Das Warehouse soll möglichst vielen Anwendern Auskunft auf viele verschiedene Fragen geben können. Bisher profitierte hauptsächlich das Top-Management von Informationssystemen. "Firmen und Organisationen, die ihre Mitarbeiter nicht ermächtigen, eigene Entscheidungen zu treffen, werden zu langsam und mittelfristig nicht überleben", prophezeit Karl-Heinz Land, Geschäftsführer der Microstrategy Deutschland GmbH, Köln.
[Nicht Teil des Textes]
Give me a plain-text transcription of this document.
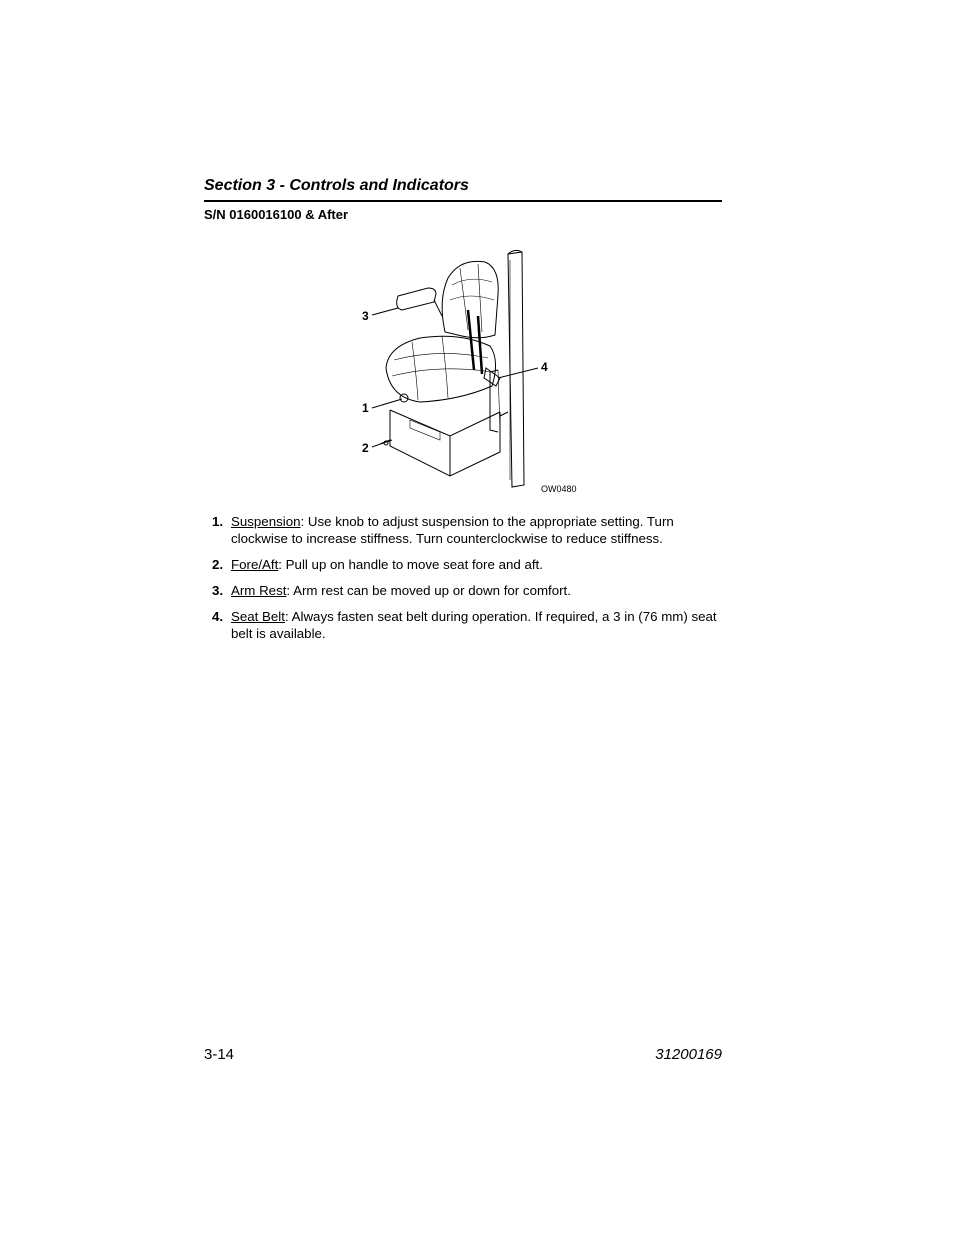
Section 3 - Controls and Indicators
S/N 0160016100 & After
3
1
2
4
OW0480
1. Suspension: Use knob to adjust suspension to the appropriate setting. Turn clockwise to increase stiffness. Turn counterclockwise to reduce stiffness.
2. Fore/Aft: Pull up on handle to move seat fore and aft.
3. Arm Rest: Arm rest can be moved up or down for comfort.
4. Seat Belt: Always fasten seat belt during operation. If required, a 3 in (76 mm) seat belt is available.
3-14	31200169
Der rasant wachsende Anbieter von Decision-Support-Produkten hatte etwa 500 Teilnehmer zu seiner Data-Warehouse-Konferenz nach Neuss locken können. Drogeriemarkt-Manager Harsch ergänzt: "Preisführerschaft ist nur noch mit schlanken, effizienten Prozessen möglich. Dafür benötigen wir Informationstechnologie wie das Data-Warehouse."

Die Informationen bereitzustellen oder sie nutzbar zu machen, sind jedoch zwei Paar Schuhe. Die Bedürfnisse der Endanwender, die das Warehouse letzlich befriedigen soll, wurden laut Manfred Soeffky, Geschäftsführer bei IT-Research, München, bisher schmählich vernachlässigt. Im technischen Bereich gebe es inzwischen "schöne Lösungen" für das Datendesign, das Anzapfen von Quellinformationen für die Datensammlung und -verteilung. Doch wisse etwa der Controller nicht, wie er neue Decision-Support-Objekte erzeugen kann oder wie die Basisdaten definiert sind. Es fehle an Metainformationen.
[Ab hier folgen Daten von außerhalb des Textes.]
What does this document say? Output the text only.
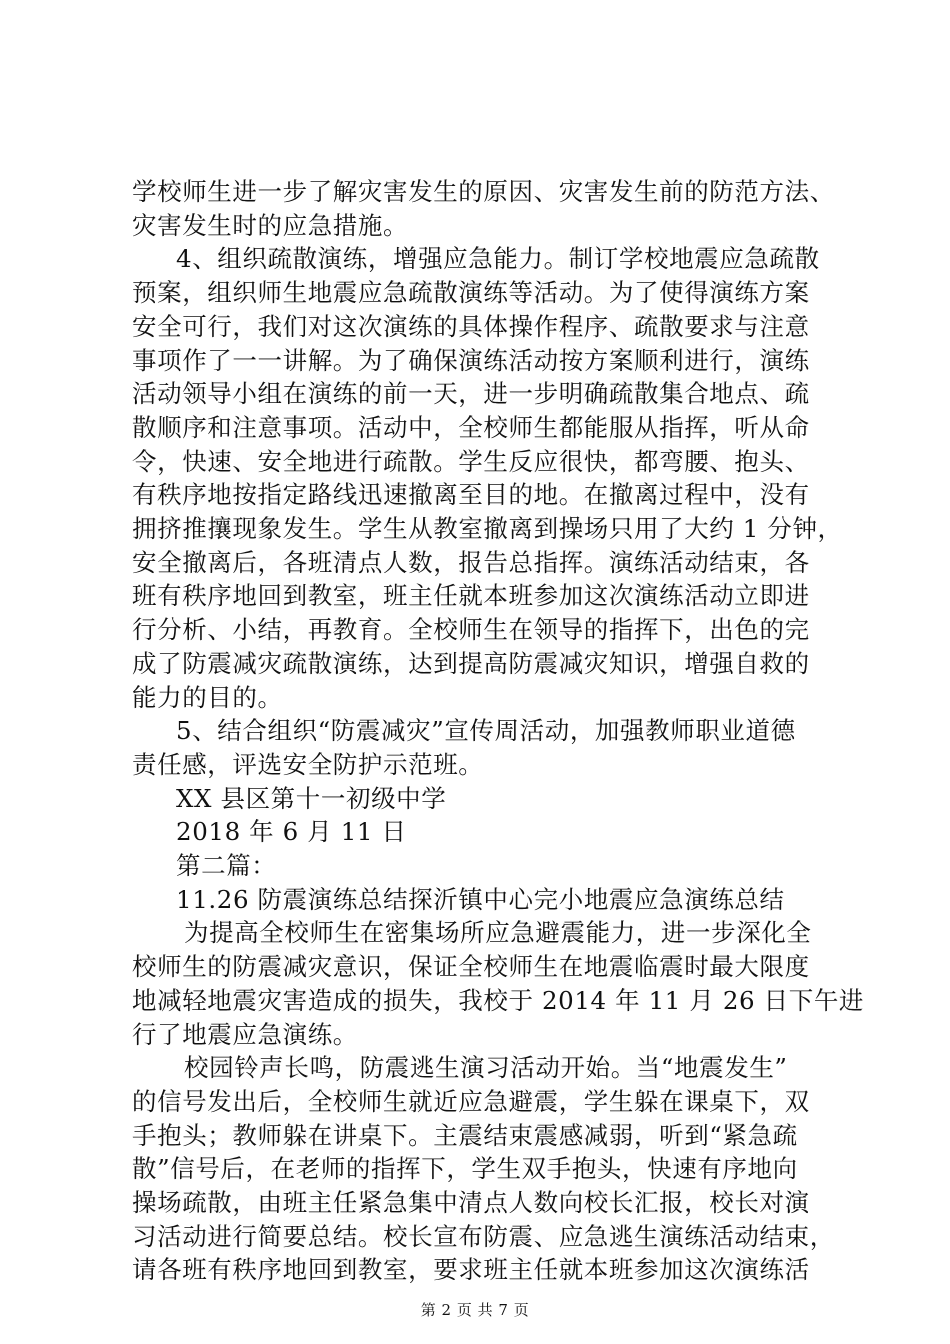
学校师生进一步了解灾害发生的原因、灾害发生前的防范方法、
灾害发生时的应急措施。
4、组织疏散演练，增强应急能力。制订学校地震应急疏散
预案，组织师生地震应急疏散演练等活动。为了使得演练方案
安全可行，我们对这次演练的具体操作程序、疏散要求与注意
事项作了一一讲解。为了确保演练活动按方案顺利进行，演练
活动领导小组在演练的前一天，进一步明确疏散集合地点、疏
散顺序和注意事项。活动中，全校师生都能服从指挥，听从命
令，快速、安全地进行疏散。学生反应很快，都弯腰、抱头、
有秩序地按指定路线迅速撤离至目的地。在撤离过程中，没有
拥挤推攘现象发生。学生从教室撤离到操场只用了大约 1 分钟，
安全撤离后，各班清点人数，报告总指挥。演练活动结束，各
班有秩序地回到教室，班主任就本班参加这次演练活动立即进
行分析、小结，再教育。全校师生在领导的指挥下，出色的完
成了防震减灾疏散演练，达到提高防震减灾知识，增强自救的
能力的目的。
5、结合组织“防震减灾”宣传周活动，加强教师职业道德
责任感，评选安全防护示范班。
XX 县区第十一初级中学
2018 年 6 月 11 日
第二篇：
11.26 防震演练总结探沂镇中心完小地震应急演练总结
为提高全校师生在密集场所应急避震能力，进一步深化全
校师生的防震减灾意识，保证全校师生在地震临震时最大限度
地减轻地震灾害造成的损失，我校于 2014 年 11 月 26 日下午进
行了地震应急演练。
校园铃声长鸣，防震逃生演习活动开始。当“地震发生”
的信号发出后，全校师生就近应急避震，学生躲在课桌下，双
手抱头；教师躲在讲桌下。主震结束震感减弱，听到“紧急疏
散”信号后，在老师的指挥下，学生双手抱头，快速有序地向
操场疏散，由班主任紧急集中清点人数向校长汇报，校长对演
习活动进行简要总结。校长宣布防震、应急逃生演练活动结束，
请各班有秩序地回到教室，要求班主任就本班参加这次演练活
第 2 页 共 7 页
Wie sich der Abfragemarkt entwickelt, referierte Wolfgang Martin, Analyst bei der Meta Group, anhand amerikanischer Warehouse-Nutzer. Er wies jedoch darauf hin, daß die Deutschen dem amerikanischen Geschehen um 18 bis 24 Monate hinterherhinken. 1997 benutzen die US-Anwender zu rund 74 Prozent altbewährte Berichtsgeneratoren, im kommenden Jahr wird die Zahl auf rund 55 Prozent schrumpfen.

Tools für das Online Analytical Processing (Olap) auf dem Desktop verwenden dagegen nur rund 18 Prozent der Anwender, 1998 werden es 23 Prozent sein.

Rund vier Prozent der Anwender nutzen Olap derzeit in Zusammenhang mit multidimensionalen Datenbanken für die Informationsmodellierung (künftig neun Prozent), und ein operationales Olap ist nur bei drei Prozent der Anwender im Einsatz. Allerdings planen bereits zehn Prozent solcherlei Anwendungen für das kommende Jahr. Die Möglichkeiten einer aktiven Suche nach noch unbekannten Geschäftsregeln mit Hilfe von Data-Mining-Applikationen versetzt zwar viele Anwender in Erregung, bis jetzt hat allerdings nur ein Prozent der User entsprechende Ideen verwirklicht. Die Zahl soll sich 1998 auf drei Prozent erhöhen.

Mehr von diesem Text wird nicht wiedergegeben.